Em seu lugar, outros deuses tangíveis passaram a ser venerados: o deus da
mídia, da internet, da tecnologia, da música, dos automóveis, e tantos outros
divinizados pelas novas práticas iconoclásticas da vida moderna.
Vendo a quase completa
deterioração dos deuses antigos, mesmo sabendo de sua importância, surge um
sentimento de pesar ao perceber a descartabilidade a qual criamos e nos
desfazemos dos símbolos. Esse ímpeto partidário aflora depois de ler Deuses Americanos e compreender como o
nosso egoísmo se apropria do sagrado que criámos, mas não titubeia em recusá-lo
quando outra divindade é elaborada ou reconstruída para nos servir.

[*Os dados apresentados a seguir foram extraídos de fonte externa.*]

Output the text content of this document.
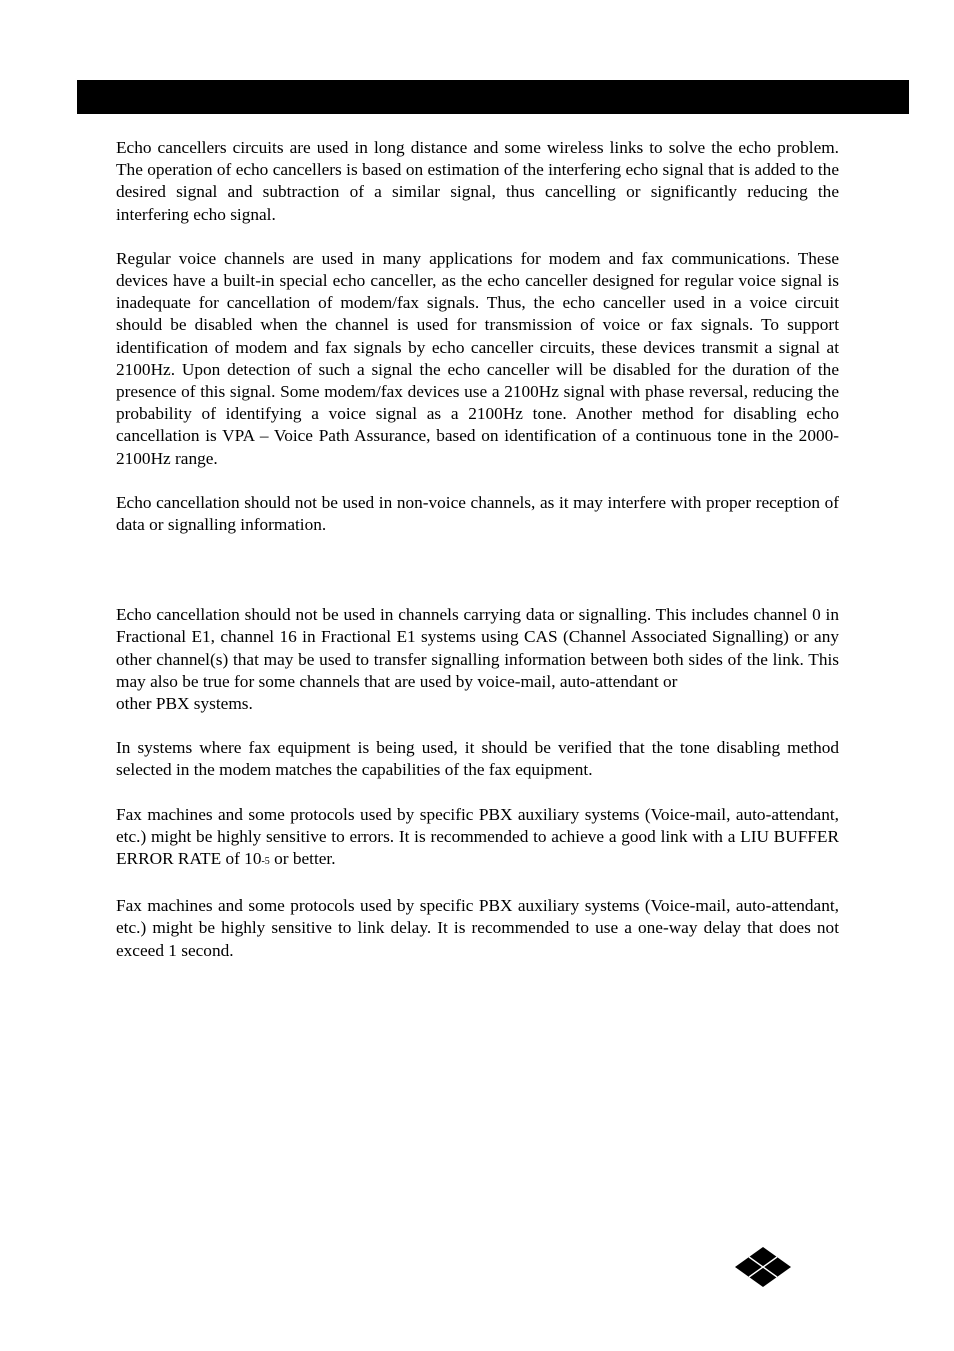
Echo cancellers circuits are used in long distance and some wireless links to solve the echo problem. The operation of echo cancellers is based on estimation of the interfering echo signal that is added to the desired signal and subtraction of a similar signal, thus cancelling or significantly reducing the interfering echo signal.

Regular voice channels are used in many applications for modem and fax communications. These devices have a built-in special echo canceller, as the echo canceller designed for regular voice signal is inadequate for cancellation of modem/fax signals. Thus, the echo canceller used in a voice circuit should be disabled when the channel is used for transmission of voice or fax signals. To support identification of modem and fax signals by echo canceller circuits, these devices transmit a signal at 2100Hz. Upon detection of such a signal the echo canceller will be disabled for the duration of the presence of this signal. Some modem/fax devices use a 2100Hz signal with phase reversal, reducing the probability of identifying a voice signal as a 2100Hz tone. Another method for disabling echo cancellation is VPA – Voice Path Assurance, based on identification of a continuous tone in the 2000-2100Hz range.

Echo cancellation should not be used in non-voice channels, as it may interfere with proper reception of data or signalling information.

Echo cancellation should not be used in channels carrying data or signalling. This includes channel 0 in Fractional E1, channel 16 in Fractional E1 systems using CAS (Channel Associated Signalling) or any other channel(s) that may be used to transfer signalling information between both sides of the link. This may also be true for some channels that are used by voice-mail, auto-attendant or
other PBX systems.

In systems where fax equipment is being used, it should be verified that the tone disabling method selected in the modem matches the capabilities of the fax equipment.

Fax machines and some protocols used by specific PBX auxiliary systems (Voice-mail, auto-attendant, etc.) might be highly sensitive to errors. It is recommended to achieve a good link with a LIU BUFFER ERROR RATE of 10-5 or better.

Fax machines and some protocols used by specific PBX auxiliary systems (Voice-mail, auto-attendant, etc.) might be highly sensitive to link delay. It is recommended to use a one-way delay that does not exceed 1 second.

Somos tão
patéticos, nesse sentido, que sem os mitos dificilmente a soberania humana
seria uma realidade. Foram os diversos deuses e deusas que construímos que nos
permitiram chegar até onde chegamos, impondo-nos limites às nossas ousadias,
determinando para onde íamos depois da morte ou explicando o porquê de nossas
privações em vida. Cada passo, cada tomada de decisão, cada desafio, tudo só
foi possível graças aos mitos que originamos das nossas necessidades para
transcender as nossas incontáveis limitações.
Por ser produto da
criatividade humana, o mito recebeu centenas de outros significados, muitos
deles, porém, tentaram minimizar a essência do mito: chamado de religião,
crença, fábula, lenda, alegoria, símbolo ou metáfora, todas essas palavras
cabem dentro do bojo mitológico idealizado antes mesmo do homem dar seus
primeiros passos no universo. Mesmo que tentem esvaziar a palavra mito do seu
sentido original, ela continuará soerguendo-se frente à insuficiência de outro
conceito capaz de satisfazer as carências humanas. Gaiman conscientemente faz
isso ao propor a insurgência dos deuses antigos contra os novos. Talvez, num
primeiro olhar, pareça que a intenção do autor é aniquilar uma das partes.
Quando na verdade é apenas o oposto disso. Ao soerguer deuses atemporais dos
mais frívolos da atualidade, a obra evidencia também a maleabilidade do mito,
que pode assumir inúmeras facetas da vida, sem necessariamente ser chamado como
tal. Então, sem plena noção disso, continuamos a ser guiados por mitos e
fingimos que estes tem outro nome, uma mentira confortável nutrida por séculos.
Seja como for, os mitos
não morrem. Estão vivíssimos entre nós, determinando nossas ações cotidianas
mais ou menos como se fazia nas primevas civilizações. O que talvez tenha
morrido foi seu caráter sacro, bem como todas as atitudes destinadas ao divino.
Entretanto, isto não descaracteriza o poder de influência exercido pela
mitologia em nossas vidas. Continuamos buscando ícones para expandir os nossos
limites, ao passo que elaboramos cada vez mais totens para preencher esse nosso
constante vazio existencial. Tem funcionado, pelo menos a curto prazo. Pelo
visto, pouco mudou das práticas mitológicas antigas das atuais, a não ser a
rápida variedade de deuses que vem e vai, o que se justifica pela celeridade da
vida moderna. Fora isso, Deuses
Americanos, além da crítica mordaz a formação dos EUA, cutuca todo esse
novo mundo que foi unificado pelos mitos contemporâneos, através da
massificação do poder financeiro. Lendo esta obra de Neil Gaiman, faz ainda
mais sentido a célebre frase de Fernando Pessoa: “O mito é o nada que é tudo”.